An indigenous group in Canada's Saskatchewan province has said that the unmarked graves of 751 people have been found at a former residential school.
It comes just weeks after a similar discovery in British Columbia rocked the country.
The Catholic Church that ran the Marieval Indian Residential School about 140km from the provincial capital Regina, removed the headstones, Cowessess First Nation Chief Cadmus Delorme told reporters.
It is not clear how many of the remains detected belong to children, Mr Delorme said. "There are oral stories that there are adults in this gravesite as well."
"As of yesterday, we have hit 751 unmarked graves" at the site of the former Marieval boarding school, Delorme said. "This is not a mass grave site. These are unmarked graves."

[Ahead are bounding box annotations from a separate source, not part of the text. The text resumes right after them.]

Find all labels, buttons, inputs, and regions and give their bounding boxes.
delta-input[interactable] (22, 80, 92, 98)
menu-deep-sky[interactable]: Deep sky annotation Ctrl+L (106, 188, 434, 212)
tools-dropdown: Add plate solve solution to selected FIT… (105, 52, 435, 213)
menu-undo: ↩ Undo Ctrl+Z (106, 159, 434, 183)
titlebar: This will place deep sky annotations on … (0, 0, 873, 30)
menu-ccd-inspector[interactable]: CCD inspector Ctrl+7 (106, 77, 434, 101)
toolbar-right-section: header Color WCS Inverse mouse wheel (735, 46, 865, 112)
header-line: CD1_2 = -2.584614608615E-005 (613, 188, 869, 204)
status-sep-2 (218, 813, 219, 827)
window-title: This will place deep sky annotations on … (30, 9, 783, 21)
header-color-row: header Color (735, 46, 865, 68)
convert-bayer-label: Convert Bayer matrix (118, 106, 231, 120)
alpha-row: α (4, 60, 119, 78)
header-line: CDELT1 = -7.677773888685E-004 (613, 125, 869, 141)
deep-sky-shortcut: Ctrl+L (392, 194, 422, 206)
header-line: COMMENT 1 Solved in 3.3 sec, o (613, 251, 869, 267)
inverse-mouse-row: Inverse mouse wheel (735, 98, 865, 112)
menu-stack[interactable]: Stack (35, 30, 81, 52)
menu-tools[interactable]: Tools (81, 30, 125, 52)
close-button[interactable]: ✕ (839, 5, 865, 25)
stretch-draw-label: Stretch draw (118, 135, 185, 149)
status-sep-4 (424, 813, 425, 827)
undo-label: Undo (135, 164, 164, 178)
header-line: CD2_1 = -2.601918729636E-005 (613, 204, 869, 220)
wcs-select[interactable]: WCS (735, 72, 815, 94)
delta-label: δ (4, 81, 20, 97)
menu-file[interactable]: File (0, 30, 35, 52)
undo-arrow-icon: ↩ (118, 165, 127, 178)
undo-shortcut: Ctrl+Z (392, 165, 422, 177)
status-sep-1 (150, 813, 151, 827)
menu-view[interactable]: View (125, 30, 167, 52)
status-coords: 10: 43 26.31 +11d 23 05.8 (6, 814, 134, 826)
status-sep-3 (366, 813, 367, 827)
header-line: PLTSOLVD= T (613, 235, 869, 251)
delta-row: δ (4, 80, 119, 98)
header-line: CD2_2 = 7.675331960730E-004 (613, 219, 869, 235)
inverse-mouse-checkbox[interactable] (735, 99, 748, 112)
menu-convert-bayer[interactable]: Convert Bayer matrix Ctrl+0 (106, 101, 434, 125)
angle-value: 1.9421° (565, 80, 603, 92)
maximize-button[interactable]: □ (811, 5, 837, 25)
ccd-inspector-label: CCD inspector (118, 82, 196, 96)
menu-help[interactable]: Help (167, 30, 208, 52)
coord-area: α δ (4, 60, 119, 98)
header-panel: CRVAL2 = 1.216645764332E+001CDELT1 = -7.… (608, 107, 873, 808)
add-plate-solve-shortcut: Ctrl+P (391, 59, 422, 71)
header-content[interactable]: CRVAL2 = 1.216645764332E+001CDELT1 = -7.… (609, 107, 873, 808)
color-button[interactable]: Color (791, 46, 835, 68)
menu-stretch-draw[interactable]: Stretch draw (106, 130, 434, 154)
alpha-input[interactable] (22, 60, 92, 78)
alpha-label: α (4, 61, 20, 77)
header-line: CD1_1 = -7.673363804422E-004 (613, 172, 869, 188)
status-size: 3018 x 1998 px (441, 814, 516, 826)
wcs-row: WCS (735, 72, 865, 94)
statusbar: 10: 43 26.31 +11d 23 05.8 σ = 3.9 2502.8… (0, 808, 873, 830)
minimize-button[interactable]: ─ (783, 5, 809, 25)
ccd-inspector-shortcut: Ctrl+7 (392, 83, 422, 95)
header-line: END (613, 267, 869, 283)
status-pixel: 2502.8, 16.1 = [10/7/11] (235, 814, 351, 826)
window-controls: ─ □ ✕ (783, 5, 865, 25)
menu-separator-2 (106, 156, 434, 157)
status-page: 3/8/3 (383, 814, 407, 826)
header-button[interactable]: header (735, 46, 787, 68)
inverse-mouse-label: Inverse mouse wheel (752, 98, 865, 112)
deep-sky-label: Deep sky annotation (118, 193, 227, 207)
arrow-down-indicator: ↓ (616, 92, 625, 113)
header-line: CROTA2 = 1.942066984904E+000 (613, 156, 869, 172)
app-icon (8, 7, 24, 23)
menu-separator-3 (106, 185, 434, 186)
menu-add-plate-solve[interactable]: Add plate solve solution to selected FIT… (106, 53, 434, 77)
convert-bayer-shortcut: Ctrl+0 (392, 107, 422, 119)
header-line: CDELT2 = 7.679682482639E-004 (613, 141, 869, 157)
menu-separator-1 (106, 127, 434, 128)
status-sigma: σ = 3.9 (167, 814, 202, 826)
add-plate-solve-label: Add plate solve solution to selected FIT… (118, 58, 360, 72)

According to Canada's Truth and Reconciliation Commission, which published a report that found the country's residential school system amounted to cultural genocide, a cemetery was left on the Marieval site after the school building was demolished.
"We are not asking for pity. We are asking for understanding," Mr Delorme said.
"We didn't remove the headstones. Removing headstones is a crime in this country. We are treating this like a crime scene," he added.
Federation of Sovereign Indigenous Nations Chief Bobby Cameron described the finding as "a crime against humanity".
"The world is watching Canada as we unearth the findings of genocide," he said.
"We had concentration camps here ... Canada will be known as the nation that tried to exterminate the First Nations."
The Cowessess First Nation began a ground-penetrating radar search on 2 June, after the discovery of 215 unmarked graves at the Kamloops Residential School in British Columbia.
The Kamloops discovery reopened old wounds in Canada about the lack of information and accountability around the residential school system, which forcibly separated indigenous children from their families.